The ban charity lobbying is yet another change that is leading us toward a permanent Tory government

The announcement that ministers are to ban charities from using taxpayers’ money to lobby the Government or political parties was greeted with predictable howls of anguish by the charity sector. The story looked like a one-day wonder, but it may be part of a wider pattern of behaviour in which the Conservatives are quietly but ruthlessly using their Commons majority to tip the scales permanently in their favour.

Labour is crying foul, but it would do that, wouldn’t it? More serious is the criticism from Lord Kerslake, until 2014 the head of the Civil Service, who accuses the Government of having “a worrying authoritarian streak.” The crossbench peer has turned into a thorn in the side of the ministers with whom he once clashed.
Lord Kerslake accuses ministers of “double standards”, planning curbs to the Freedom of Information Act while they routinely leak information to the media. He criticises plans to deprive Labour of up to £8m a year by forcing trade union members to opt in to pay the political levy, rather than opt out. For good measure, ministers are cutting state aid to opposition parties by 19 per cent, depriving Labour of another £1m a year.

Kerslake opposes proposals to clip the power of the House of Lords to veto secondary legislation, following its decision to block George Osborne’s £4.4bn of cuts to tax credits last autumn. “These smack to me of a government that’s uncomfortable with challenge,” he says.

And he warns that the Tories’ plans “threaten the future of social housing”, as local authorities must sell off council houses to fund the right to buy for housing association tenants. The Government does seem intent on creating a new generation of home owners (and Tory voters?). The Tories are open to further charges of rigging the system in their favour. Changes to constituency boundaries, blocked by the Lib Dems in the Coalition Government, will give the Tories a 20-seat advantage at the 2020 general election. The switch from household to individual voter registration, expected to reduce the number of non-Tory voters on the electoral roll, will probably give the Tories another handful of seats.
Of course, David Cameron can point to the mandate he won last year, and his aides insist that many of the “entirely defensible” changes were flagged up in the Tory manifesto. Up to a point: it promised to seek agreement on a “comprehensive package of party funding reform”, but the Government has produced a single change, which just happens to hit Labour hard. Labour may look weak now, and the prospect of a Labour government may seem remote, but by re-engineering the system to their advantage, the Tories may invite a revenge attack by a future administration of another hue.

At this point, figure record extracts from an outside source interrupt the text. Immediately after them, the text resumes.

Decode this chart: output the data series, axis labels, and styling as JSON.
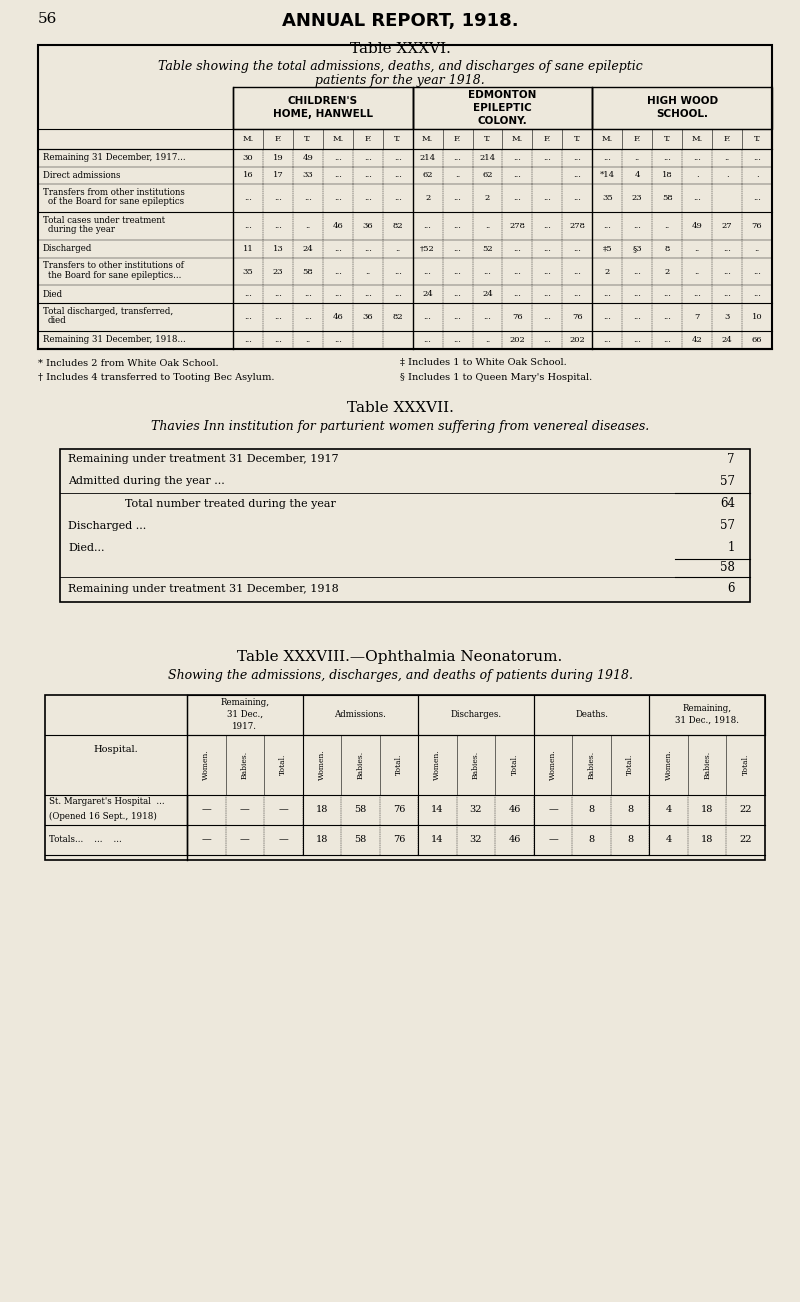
{
  "bg_color": "#ede8dc",
  "page_num": "56",
  "page_title": "ANNUAL REPORT, 1918.",
  "table1_title": "Table XXXVI.",
  "table1_subtitle": "Table showing the total admissions, deaths, and discharges of sane epileptic\npatients for the year 1918.",
  "table1_col_groups": [
    {
      "label": "CHILDREN'S\nHOME, HANWELL",
      "span": 6
    },
    {
      "label": "EDMONTON\nEPILEPTIC\nCOLONY.",
      "span": 6
    },
    {
      "label": "HIGH WOOD\nSCHOOL.",
      "span": 6
    }
  ],
  "table1_subheaders": [
    "M.",
    "F.",
    "T.",
    "M.",
    "F.",
    "T.",
    "M.",
    "F.",
    "T.",
    "M.",
    "F.",
    "T.",
    "M.",
    "F.",
    "T.",
    "M.",
    "F.",
    "T."
  ],
  "table1_rows": [
    {
      "label": "Remaining 31 December, 1917...",
      "vals": [
        "30",
        "19",
        "49",
        "...",
        "...",
        "...",
        "214",
        "...",
        "214",
        "...",
        "...",
        "...",
        "...",
        "..",
        "...",
        "...",
        "..",
        "..."
      ]
    },
    {
      "label": "Direct admissions",
      "vals": [
        "16",
        "17",
        "33",
        "...",
        "...",
        "...",
        "62",
        "..",
        "62",
        "...",
        "",
        "...",
        "*14",
        "4",
        "18",
        ".",
        ".",
        "."
      ]
    },
    {
      "label": "Transfers from other institutions\nof the Board for sane epileptics",
      "vals": [
        "...",
        "...",
        "...",
        "...",
        "...",
        "...",
        "2",
        "...",
        "2",
        "...",
        "...",
        "...",
        "35",
        "23",
        "58",
        "...",
        "",
        "..."
      ]
    },
    {
      "label": "Total cases under treatment\nduring the year",
      "vals": [
        "...",
        "...",
        "..",
        "46",
        "36",
        "82",
        "...",
        "...",
        "..",
        "278",
        "...",
        "278",
        "...",
        "...",
        "..",
        "49",
        "27",
        "76"
      ]
    },
    {
      "label": "Discharged",
      "vals": [
        "11",
        "13",
        "24",
        "...",
        "...",
        "..",
        "†52",
        "...",
        "52",
        "...",
        "...",
        "...",
        "‡5",
        "§3",
        "8",
        "..",
        "...",
        ".."
      ]
    },
    {
      "label": "Transfers to other institutions of\nthe Board for sane epileptics...",
      "vals": [
        "35",
        "23",
        "58",
        "...",
        "..",
        "...",
        "...",
        "...",
        "...",
        "...",
        "...",
        "...",
        "2",
        "...",
        "2",
        "..",
        "...",
        "..."
      ]
    },
    {
      "label": "Died",
      "vals": [
        "...",
        "...",
        "...",
        "...",
        "...",
        "...",
        "24",
        "...",
        "24",
        "...",
        "...",
        "...",
        "...",
        "...",
        "...",
        "...",
        "...",
        "..."
      ]
    },
    {
      "label": "Total discharged, transferred,\ndied",
      "vals": [
        "...",
        "...",
        "...",
        "46",
        "36",
        "82",
        "...",
        "...",
        "...",
        "76",
        "...",
        "76",
        "...",
        "...",
        "...",
        "7",
        "3",
        "10"
      ]
    },
    {
      "label": "Remaining 31 December, 1918...",
      "vals": [
        "...",
        "...",
        "..",
        "...",
        "",
        "",
        "...",
        "...",
        "..",
        "202",
        "...",
        "202",
        "...",
        "...",
        "...",
        "42",
        "24",
        "66"
      ]
    }
  ],
  "table1_notes": [
    "* Includes 2 from White Oak School.",
    "† Includes 4 transferred to Tooting Bec Asylum.",
    "‡ Includes 1 to White Oak School.",
    "§ Includes 1 to Queen Mary's Hospital."
  ],
  "table2_title": "Table XXXVII.",
  "table2_subtitle": "Thavies Inn institution for parturient women suffering from venereal diseases.",
  "table3_title": "Table XXXVIII.—Ophthalmia Neonatorum.",
  "table3_subtitle": "Showing the admissions, discharges, and deaths of patients during 1918.",
  "table3_col_groups": [
    {
      "label": "Remaining,\n31 Dec.,\n1917.",
      "span": 3
    },
    {
      "label": "Admissions.",
      "span": 3
    },
    {
      "label": "Discharges.",
      "span": 3
    },
    {
      "label": "Deaths.",
      "span": 3
    },
    {
      "label": "Remaining,\n31 Dec., 1918.",
      "span": 3
    }
  ],
  "table3_subheaders": [
    "Women.",
    "Babies.",
    "Total.",
    "Women.",
    "Babies.",
    "Total.",
    "Women.",
    "Babies.",
    "Total.",
    "Women.",
    "Babies.",
    "Total.",
    "Women.",
    "Babies.",
    "Total."
  ],
  "table3_rows": [
    {
      "label": "St. Margaret's Hospital  ...\n(Opened 16 Sept., 1918)",
      "vals": [
        "—",
        "—",
        "—",
        "18",
        "58",
        "76",
        "14",
        "32",
        "46",
        "—",
        "8",
        "8",
        "4",
        "18",
        "22"
      ]
    },
    {
      "label": "Totals...    ...    ...",
      "vals": [
        "—",
        "—",
        "—",
        "18",
        "58",
        "76",
        "14",
        "32",
        "46",
        "—",
        "8",
        "8",
        "4",
        "18",
        "22"
      ]
    }
  ]
}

Don’t all governments do it? True, Labour’s hands are not clean on previous boundary changes. Margaret Thatcher certainly used her power to tilt the scales through measures such as allowing council tenants to buy their homes. But although Tony Blair won three big majorities, New Labour was nervous about upsetting the coalition of working- and middle-class voters that brought it to power. The Tories accused Gordon Brown of creating a “client state” of public sector workers and benefit and tax credit claimants.